Zé Ruela, na Rua da Santíssima Trindade, Tiradentes. Fotografia: Luiz Cruz, 2002.
Seus avós paternos foram Geraldo Dias da Silva e Dona Abigail Trindade da Silva. Geraldo trabalhava com caulim retirado e trazido do Chapadão da Serra de São José. Caulim é um minério composto de silicatos hidratados de alumínio, utilizado na fabricação de papel, cerâmica, tintas e outros produtos. O mineral é formado pela caulinnita, em geral de cor branca ou quase branca, devido ao baixo teor de ferro. Era um serviço pesado e levou o filho José Benedito para lhe ajudar nessa tarefa que propiciava o sustento familiar. José Benedito – acabou conhecido como Zé da Abigail. Certo tempo depois, abandonou o caulim e foi trabalhar na Oficina de Ourives do Pinduca. Lá conheceu as ferramentas, os materiais, a solda, os desenhos. Aprendeu tudo rapidamente e conseguiu tirar o pai do trabalho com o caulim da Serra de São José e o levou para a Oficina do Pinduca.
Zé da
Abigail se tornou um dos exímios artífices de Tiradentes e dominava a bigorna
como poucos. Produzia bingas, isqueiros, rosas de prata, peixes e galos
fundidos aos pares. Trabalhava para os Barbosa e em sua casa se dedicava à
ferragem. Produzia de tudo em ferro batido. Tornou-se armeiro e confeccionava
cópias primorosas de armas antigas, em todos os seus detalhes, inclusive as
coronhas em madeira.
Os
filhos cresceram nesse ambiente de muito trabalho e habilidades surpreendentes
do Zé da Abigail. Zé Ruela, o primogênito, diz que não era fácil ter um pai
assim. Ele ensinava tudo, mas apenas uma vez. Não repetia nada. Produzia as
ferramentas e tudo era artesanal. Era um homem sério, justo e honesto. Sua
palavra proferida era um documento. Trabalhava muito. Mas gostava de pescar,
caçar, consertar carros velhos. Reunia a meninada e contava casos de
assombração – era um entusiasta contador de histórias.
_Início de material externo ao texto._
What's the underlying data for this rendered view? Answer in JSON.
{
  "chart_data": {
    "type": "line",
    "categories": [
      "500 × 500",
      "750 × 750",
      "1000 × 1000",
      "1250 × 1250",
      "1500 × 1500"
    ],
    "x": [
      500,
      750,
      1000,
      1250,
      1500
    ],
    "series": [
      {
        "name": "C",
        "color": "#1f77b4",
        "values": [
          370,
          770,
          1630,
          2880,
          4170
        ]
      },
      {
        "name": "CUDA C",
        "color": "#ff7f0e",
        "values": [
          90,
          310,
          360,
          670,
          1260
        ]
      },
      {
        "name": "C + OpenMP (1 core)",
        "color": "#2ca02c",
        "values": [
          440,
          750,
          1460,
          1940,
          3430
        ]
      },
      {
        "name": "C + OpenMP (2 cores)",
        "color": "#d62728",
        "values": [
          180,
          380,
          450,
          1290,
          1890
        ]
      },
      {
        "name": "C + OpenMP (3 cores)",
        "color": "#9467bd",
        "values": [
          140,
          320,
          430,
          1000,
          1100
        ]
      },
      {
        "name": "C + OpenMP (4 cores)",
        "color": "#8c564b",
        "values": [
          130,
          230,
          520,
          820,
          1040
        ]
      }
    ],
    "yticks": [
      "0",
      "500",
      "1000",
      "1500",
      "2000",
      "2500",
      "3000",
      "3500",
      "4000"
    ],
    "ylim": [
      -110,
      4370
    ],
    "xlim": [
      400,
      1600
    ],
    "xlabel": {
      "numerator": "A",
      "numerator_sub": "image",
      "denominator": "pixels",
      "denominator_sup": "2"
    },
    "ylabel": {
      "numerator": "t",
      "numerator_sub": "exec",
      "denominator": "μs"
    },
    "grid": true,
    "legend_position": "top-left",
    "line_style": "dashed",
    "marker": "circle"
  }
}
Como todos os ourives de
Tiradentes, sempre que pôde, participou do tradicional Jubileu do Senhor Bom
Jesus, em Congonhas-MG.
O casal Zé da Abigail, Dona Rosa e filhos, mais João Passarinho. Jubileu do Senhor Bom Jesus, Congonhas-MG. Fotografia: acervo Família Silva, arquivo: Luiz Cruz.
Zé
Ruela conta sobre a avó, a Dona Abigail, tinha que acompanhá-la em todas as
celebrações religiosas. Ela mantinha a disciplina só com o olhar. Dona Abigail foi
dama do Sagrado Coração de Jesus e foi figurante do filme As Proezas de
Satanás na Vila do Leva e Traz, gravado em Tiradentes em 1967 e dirigido
por Paulo Gil Soares. Até chegar aos 18 anos, Zé Ruela esteve sob os rigores da
disciplina familiar: durante o Jubileu da Santíssima Trindade, não saia; aos
sábados, podia passear no Largo das Forras, mas às 21h tinha que estar em casa.
Casou-se
com Maria Malta em 1978. Maria passou assinar Maria da Trindade Silva. Tirou o
Malta, mas todos se referem a ela com a “Malta”. O casal tem três filhos e três
netos.
Zé
Ruela trabalhou na Oficina de Ourives São Judas Tadeu, do Geraldo Conceição, o
Mitula. Produzia as peças soldadas por uma série de mulheres que trabalhavam
com ele. As oficinas de ourives geravam muitos empregos e a cidade, naquele
período, era referenciada como a “cidade da prata”. Como ourives habilidoso,
ajustava os cilindros da oficina, consertava as moendas, apertava as arruelas.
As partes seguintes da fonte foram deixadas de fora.